Abdullah Mohammad Amin 8ec4db5e17
Stateful variable-location annotations in Disassembler::PrintInstructions() (follow-up to #147460) (#152887)
**Context**  
Follow-up to
[#147460](https://github.com/llvm/llvm-project/pull/147460), which added
the ability to surface register-resident variable locations.
This PR moves the annotation logic out of `Instruction::Dump()` and into
`Disassembler::PrintInstructions()`, and adds lightweight state tracking
so we only print changes at range starts and when variables go out of
scope.

---

## What this does

While iterating the instructions for a function, we maintain a “live
variable map” keyed by `lldb::user_id_t` (the `Variable`’s ID) to
remember each variable’s last emitted location string. For each
instruction:

- **New (or newly visible) variable** → print `name = <location>` once
at the start of its DWARF location range, cache it.
- **Location changed** (e.g., DWARF range switched to a different
register/const) → print the updated mapping.
- **Out of scope** (was tracked previously but not found for the current
PC) → print `name = <undef>` and drop it.
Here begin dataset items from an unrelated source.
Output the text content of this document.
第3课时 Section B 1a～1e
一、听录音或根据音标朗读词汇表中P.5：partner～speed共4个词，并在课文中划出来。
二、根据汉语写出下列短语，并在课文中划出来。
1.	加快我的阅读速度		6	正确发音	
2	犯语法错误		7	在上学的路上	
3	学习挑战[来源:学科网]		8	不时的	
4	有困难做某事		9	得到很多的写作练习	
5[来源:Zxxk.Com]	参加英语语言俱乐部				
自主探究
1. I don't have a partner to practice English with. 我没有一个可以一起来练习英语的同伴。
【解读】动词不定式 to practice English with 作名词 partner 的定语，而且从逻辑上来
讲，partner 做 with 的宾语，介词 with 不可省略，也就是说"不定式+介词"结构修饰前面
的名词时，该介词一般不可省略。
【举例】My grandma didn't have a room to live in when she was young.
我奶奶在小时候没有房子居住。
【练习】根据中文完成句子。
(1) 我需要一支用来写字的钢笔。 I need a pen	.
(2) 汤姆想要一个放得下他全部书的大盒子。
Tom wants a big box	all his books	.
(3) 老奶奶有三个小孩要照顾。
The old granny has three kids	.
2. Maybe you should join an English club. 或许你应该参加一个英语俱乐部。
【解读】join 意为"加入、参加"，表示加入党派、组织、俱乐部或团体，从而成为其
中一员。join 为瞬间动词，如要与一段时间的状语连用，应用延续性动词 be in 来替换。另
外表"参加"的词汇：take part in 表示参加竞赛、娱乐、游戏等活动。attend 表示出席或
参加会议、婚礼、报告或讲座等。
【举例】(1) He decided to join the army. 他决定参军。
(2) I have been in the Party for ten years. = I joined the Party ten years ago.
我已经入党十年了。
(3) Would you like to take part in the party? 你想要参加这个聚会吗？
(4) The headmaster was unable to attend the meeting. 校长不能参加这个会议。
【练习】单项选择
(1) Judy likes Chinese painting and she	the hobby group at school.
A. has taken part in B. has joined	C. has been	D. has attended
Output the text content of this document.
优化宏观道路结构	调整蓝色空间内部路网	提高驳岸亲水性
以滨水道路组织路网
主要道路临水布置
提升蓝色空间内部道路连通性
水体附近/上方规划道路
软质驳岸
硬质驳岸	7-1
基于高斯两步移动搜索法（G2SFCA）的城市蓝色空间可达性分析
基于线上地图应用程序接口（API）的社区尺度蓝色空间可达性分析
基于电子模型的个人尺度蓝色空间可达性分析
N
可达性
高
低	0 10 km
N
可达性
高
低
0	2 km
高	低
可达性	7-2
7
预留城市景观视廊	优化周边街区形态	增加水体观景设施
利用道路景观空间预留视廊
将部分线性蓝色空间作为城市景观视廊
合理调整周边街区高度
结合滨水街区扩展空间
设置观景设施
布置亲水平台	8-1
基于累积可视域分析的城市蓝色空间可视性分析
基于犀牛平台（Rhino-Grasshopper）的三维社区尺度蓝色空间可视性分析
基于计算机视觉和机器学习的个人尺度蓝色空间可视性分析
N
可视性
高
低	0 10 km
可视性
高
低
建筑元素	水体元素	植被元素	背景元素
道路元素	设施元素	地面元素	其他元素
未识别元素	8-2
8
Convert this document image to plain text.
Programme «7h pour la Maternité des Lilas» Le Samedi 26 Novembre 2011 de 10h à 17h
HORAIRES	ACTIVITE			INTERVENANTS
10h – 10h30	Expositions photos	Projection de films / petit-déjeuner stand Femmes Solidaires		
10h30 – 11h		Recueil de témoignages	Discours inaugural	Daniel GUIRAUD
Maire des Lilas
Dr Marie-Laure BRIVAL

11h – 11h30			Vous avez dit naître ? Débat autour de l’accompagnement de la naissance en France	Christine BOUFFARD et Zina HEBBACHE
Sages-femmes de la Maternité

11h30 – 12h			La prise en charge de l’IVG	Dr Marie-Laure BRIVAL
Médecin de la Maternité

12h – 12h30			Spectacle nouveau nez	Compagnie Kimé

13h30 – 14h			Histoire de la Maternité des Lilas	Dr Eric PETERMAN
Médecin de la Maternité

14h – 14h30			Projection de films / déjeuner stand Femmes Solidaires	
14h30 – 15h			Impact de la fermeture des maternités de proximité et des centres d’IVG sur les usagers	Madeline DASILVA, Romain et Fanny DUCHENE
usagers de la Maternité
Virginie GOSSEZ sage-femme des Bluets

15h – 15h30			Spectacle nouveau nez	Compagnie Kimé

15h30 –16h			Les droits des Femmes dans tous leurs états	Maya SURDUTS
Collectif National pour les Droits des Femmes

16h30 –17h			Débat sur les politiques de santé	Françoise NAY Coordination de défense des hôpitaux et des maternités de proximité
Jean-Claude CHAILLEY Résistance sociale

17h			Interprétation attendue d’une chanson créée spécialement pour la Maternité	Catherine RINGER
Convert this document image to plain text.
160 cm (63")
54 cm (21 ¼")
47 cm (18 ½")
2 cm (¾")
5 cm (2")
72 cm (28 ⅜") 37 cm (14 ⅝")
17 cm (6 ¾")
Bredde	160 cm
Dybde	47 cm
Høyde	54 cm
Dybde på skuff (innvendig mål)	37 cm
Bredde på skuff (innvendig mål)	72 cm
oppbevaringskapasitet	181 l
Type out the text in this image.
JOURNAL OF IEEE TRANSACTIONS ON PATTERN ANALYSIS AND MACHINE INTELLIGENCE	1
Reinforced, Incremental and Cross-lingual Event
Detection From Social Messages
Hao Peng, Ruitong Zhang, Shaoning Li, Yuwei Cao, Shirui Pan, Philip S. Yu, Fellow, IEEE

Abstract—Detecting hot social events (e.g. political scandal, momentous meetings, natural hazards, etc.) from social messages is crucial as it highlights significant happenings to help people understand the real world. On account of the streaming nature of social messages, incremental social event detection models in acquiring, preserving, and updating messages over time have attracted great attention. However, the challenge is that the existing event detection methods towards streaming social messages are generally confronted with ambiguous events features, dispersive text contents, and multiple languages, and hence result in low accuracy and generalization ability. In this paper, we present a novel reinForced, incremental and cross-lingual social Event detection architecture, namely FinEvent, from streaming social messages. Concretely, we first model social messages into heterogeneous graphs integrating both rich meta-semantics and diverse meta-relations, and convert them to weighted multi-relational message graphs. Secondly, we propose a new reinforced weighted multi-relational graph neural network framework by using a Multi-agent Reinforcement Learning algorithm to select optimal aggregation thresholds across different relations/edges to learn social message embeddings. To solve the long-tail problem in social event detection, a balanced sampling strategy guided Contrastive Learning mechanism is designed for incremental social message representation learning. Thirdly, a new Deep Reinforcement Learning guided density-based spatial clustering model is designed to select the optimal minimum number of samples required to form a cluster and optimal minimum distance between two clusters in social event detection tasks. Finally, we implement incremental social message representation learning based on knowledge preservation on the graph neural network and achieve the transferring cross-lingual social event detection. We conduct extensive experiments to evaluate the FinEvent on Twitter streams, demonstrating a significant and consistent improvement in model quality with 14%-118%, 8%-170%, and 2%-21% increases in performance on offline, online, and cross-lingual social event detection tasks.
This produces **concise, stateful annotations** that highlight variable
lifetime transitions without spamming every line.

---

## Why in `PrintInstructions()`?

- Keeps `Instruction` stateless and avoids changing the
`Instruction::Dump()` virtual API.
- Makes it straightforward to diff state across instructions (`prev →
current`) inside the single driver loop.

---

## How it works (high-level)

1. For the current PC, get in-scope variables via
`StackFrame::GetInScopeVariableList(/*get_parent=*/true)`.
2. For each `Variable`, query
`DWARFExpressionList::GetExpressionEntryAtAddress(func_load_addr,
current_pc)` (added in #144238).
3. If the entry exists, call `DumpLocation(..., eDescriptionLevelBrief,
abi)` to get a short, ABI-aware location string (e.g., `DW_OP_reg3 RBX →
RBX`).
4. Compare against the last emitted location in the live map:
   - If not present → emit `name = <location>` and record it.
   - If different → emit updated mapping and record it.
5. After processing current in-scope variables, compute the set
difference vs. the previous map and emit `name = <undef>` for any that
disappeared.

Internally:
- We respect file↔load address translation already provided by
`DWARFExpressionList`.
- We reuse the ABI to map LLVM register numbers to arch register names.

---

## Example output (x86_64, simplified)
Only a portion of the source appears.